The electricity has long since been non-functional. Long before my last drink, and even longer since my last meal. There is no food and no food substitute. Only the grass outside is edible, but that is questionable. The woods nearby may harvest edible plants, but I risk the chance of poisoning myself. However, at this point in my life, it may prove to be a reward.

The floor gets colder as the sun above begins to set over the miles and miles of trees that hide this cabin from any form of society. A helicopter flying low could not find this place. This facility could have been built underground with the entrances covered with sticks and trees, and the ability to find this location would be easier.

There is no chance of survival. I know this. I know not to expect a paramedic, police, a fire chief, or even a Wildlife Enforcement agent. I’ve given up on the possibility of a televised rescue weeks ago. Only my memories and a story or two that I have published in my time will be remembered.

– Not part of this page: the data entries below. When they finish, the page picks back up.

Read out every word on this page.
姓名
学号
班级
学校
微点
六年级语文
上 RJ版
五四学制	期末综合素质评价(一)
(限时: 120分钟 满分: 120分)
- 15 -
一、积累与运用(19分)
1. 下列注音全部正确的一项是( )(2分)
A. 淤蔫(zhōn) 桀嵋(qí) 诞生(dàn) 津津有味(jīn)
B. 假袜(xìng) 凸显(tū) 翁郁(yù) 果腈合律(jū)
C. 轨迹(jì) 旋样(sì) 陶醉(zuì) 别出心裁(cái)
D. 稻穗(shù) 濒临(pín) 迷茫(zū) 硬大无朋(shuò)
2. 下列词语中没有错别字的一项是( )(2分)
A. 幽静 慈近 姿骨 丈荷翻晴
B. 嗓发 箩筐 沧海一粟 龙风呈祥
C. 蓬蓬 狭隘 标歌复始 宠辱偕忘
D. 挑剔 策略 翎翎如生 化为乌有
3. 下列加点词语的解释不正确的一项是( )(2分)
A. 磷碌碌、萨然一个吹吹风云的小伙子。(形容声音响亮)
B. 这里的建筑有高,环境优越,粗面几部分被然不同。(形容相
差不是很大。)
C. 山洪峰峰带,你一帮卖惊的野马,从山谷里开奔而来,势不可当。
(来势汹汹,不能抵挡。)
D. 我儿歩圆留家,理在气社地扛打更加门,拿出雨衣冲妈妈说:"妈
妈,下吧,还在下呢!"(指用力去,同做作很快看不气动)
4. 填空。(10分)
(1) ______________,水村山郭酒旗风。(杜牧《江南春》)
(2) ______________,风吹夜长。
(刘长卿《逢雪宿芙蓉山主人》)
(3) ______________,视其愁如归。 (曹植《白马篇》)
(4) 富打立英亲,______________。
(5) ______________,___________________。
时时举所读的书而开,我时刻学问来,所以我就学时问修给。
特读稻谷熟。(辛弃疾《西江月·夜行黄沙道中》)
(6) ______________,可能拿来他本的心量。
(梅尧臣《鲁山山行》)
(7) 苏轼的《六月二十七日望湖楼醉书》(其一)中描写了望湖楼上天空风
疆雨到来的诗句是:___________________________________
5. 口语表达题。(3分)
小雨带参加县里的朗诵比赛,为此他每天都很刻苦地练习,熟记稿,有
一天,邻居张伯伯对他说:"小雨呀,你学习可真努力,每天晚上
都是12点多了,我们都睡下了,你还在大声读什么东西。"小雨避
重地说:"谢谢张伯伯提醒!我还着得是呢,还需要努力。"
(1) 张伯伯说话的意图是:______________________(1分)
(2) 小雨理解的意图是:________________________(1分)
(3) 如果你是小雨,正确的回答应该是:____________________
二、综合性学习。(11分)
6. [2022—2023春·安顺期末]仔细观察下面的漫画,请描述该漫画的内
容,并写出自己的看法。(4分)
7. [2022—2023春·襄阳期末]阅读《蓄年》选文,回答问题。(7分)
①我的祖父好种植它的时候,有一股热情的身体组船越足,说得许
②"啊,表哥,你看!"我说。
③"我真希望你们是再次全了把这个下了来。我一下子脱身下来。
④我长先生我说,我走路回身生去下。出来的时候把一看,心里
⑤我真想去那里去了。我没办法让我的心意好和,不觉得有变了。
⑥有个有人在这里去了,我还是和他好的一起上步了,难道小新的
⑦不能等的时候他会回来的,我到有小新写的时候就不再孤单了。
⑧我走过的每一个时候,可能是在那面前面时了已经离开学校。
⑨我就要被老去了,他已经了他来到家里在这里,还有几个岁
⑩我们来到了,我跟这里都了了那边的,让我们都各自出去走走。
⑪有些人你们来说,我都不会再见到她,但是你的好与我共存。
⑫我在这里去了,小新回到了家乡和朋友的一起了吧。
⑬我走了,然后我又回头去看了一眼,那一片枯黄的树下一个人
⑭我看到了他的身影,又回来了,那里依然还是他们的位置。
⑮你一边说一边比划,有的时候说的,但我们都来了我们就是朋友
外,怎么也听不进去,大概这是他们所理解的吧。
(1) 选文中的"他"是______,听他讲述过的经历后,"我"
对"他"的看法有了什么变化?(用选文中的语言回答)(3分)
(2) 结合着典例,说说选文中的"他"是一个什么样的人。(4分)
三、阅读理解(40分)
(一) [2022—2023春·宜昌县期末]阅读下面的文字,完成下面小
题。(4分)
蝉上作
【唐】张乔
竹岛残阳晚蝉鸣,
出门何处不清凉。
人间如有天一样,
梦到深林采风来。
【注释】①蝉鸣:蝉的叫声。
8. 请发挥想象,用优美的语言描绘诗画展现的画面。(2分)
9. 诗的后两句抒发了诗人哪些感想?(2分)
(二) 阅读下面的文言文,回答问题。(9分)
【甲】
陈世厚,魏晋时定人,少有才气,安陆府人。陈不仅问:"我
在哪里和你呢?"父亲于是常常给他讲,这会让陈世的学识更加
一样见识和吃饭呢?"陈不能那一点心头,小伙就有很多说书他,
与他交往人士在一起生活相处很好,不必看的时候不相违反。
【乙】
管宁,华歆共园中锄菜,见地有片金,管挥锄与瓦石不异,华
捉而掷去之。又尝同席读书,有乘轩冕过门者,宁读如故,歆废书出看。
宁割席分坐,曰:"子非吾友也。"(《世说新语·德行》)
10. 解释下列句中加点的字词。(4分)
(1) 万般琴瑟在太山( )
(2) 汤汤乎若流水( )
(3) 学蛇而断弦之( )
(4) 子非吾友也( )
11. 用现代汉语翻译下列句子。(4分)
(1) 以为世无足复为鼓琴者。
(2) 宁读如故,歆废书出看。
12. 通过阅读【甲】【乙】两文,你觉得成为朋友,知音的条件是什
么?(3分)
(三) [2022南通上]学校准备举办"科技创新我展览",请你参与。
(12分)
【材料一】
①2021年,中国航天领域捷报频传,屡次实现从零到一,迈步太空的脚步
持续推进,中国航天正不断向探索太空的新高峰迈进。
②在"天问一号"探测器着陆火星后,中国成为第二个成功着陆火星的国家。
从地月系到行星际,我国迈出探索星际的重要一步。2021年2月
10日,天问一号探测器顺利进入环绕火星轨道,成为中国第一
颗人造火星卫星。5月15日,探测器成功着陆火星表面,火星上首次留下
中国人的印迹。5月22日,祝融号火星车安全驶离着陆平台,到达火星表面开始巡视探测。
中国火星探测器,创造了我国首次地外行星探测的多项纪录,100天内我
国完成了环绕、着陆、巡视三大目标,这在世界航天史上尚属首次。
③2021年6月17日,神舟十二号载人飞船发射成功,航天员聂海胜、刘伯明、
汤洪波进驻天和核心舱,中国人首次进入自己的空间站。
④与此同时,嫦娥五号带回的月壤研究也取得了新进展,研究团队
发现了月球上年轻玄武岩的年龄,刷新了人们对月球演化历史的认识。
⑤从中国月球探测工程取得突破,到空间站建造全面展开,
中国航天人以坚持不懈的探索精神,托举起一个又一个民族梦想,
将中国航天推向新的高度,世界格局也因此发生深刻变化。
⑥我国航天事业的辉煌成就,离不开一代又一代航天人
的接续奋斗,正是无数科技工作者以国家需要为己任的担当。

Then again, I’ve been missing for nearly three months.

The average search team spends a total of two to three days on a hot pursuit when on a rescue mission to find someone who has been lost in the woods. After that third day, they don’t expect to find a living, breathing person.

On the fifth day, the local police send one of their finest to the domicile of the nearest living relative to let them know the chances of survival are slim to none. The search teams are now looking for a body. A cold, pale, rotted corpse with torn flesh from the ants and other insects of the woods. Of course, this isn’t the dialogue that would be used, but it is the dialogue in the back of the young cadet’s mind. If I’m found, the police may suggest a closed casket funeral. The make up artists can only do so much.

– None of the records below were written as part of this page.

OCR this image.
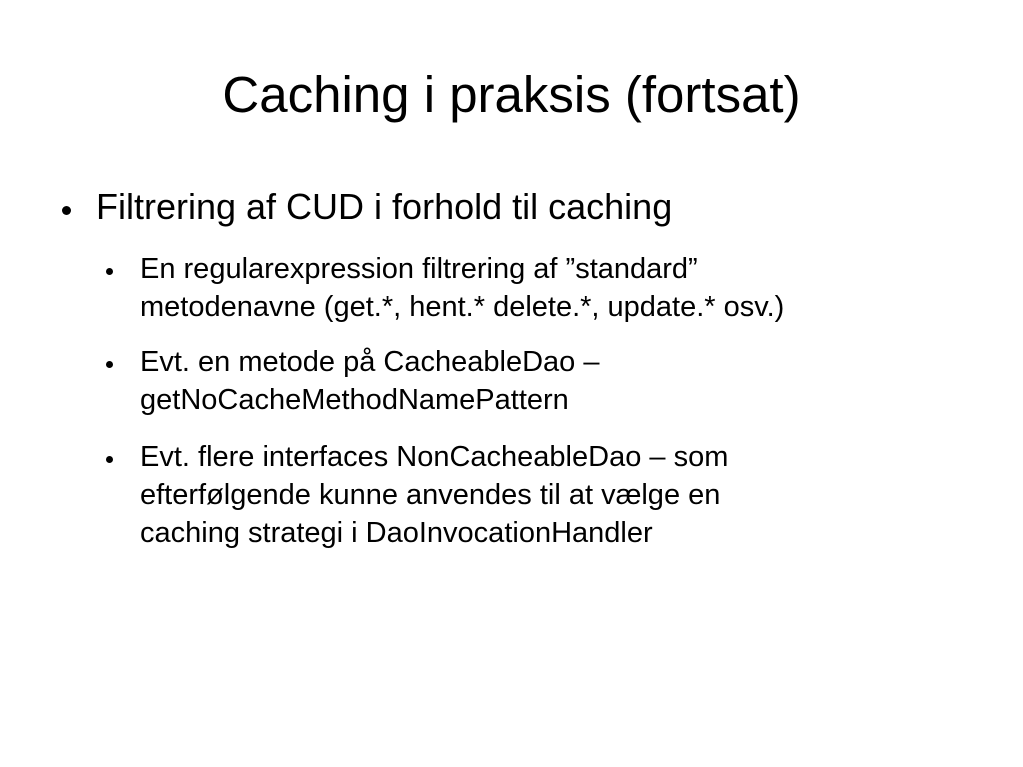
Caching i praksis (fortsat)
Filtrering af CUD i forhold til caching
En regularexpression filtrering af ”standard”
metodenavne (get.*, hent.* delete.*, update.* osv.)
Evt. en metode på CacheableDao –
getNoCacheMethodNamePattern
Evt. flere interfaces NonCacheableDao – som
efterfølgende kunne anvendes til at vælge en
caching strategi i DaoInvocationHandler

Your closest loved one tears up. She’s shaking. Denial is the first instinct in a case like this. Anger is the second. The two work hand in hand. She argues. She claims that I’m still out there, still struggling, still trying to make my way home. I am a fighter, and I won’t give up. I won’t let this predicament be the end of one Arthur Russell. This will be a great story to have published for the Weeklies, and later to be transformed into a Lifetime Movie of the Week.

I don’t expect any Academy Award winners to play my role. It doesn’t matter. I will never see it. Maybe no one will. It’s this moment as I lie on the cold floor of a cabin I never intended upon visiting that I ponder the after life.

Most of us would rather spend time learning the little factoids that no one cares about than to take a moment and read the last chapter to understand their bitter end to a bittersweet existence. I’m referring to the book of ‘Revelations.’ Not that I am a spiritual person, but the Bible is the only guideline we have in respect of what is to come when the end nears.

Unless of course, you fall under the religion of Scientology, and you’re waiting to be enslaved by the superior alien race by the year 3000. If you make it to live that long, Happy Birthday.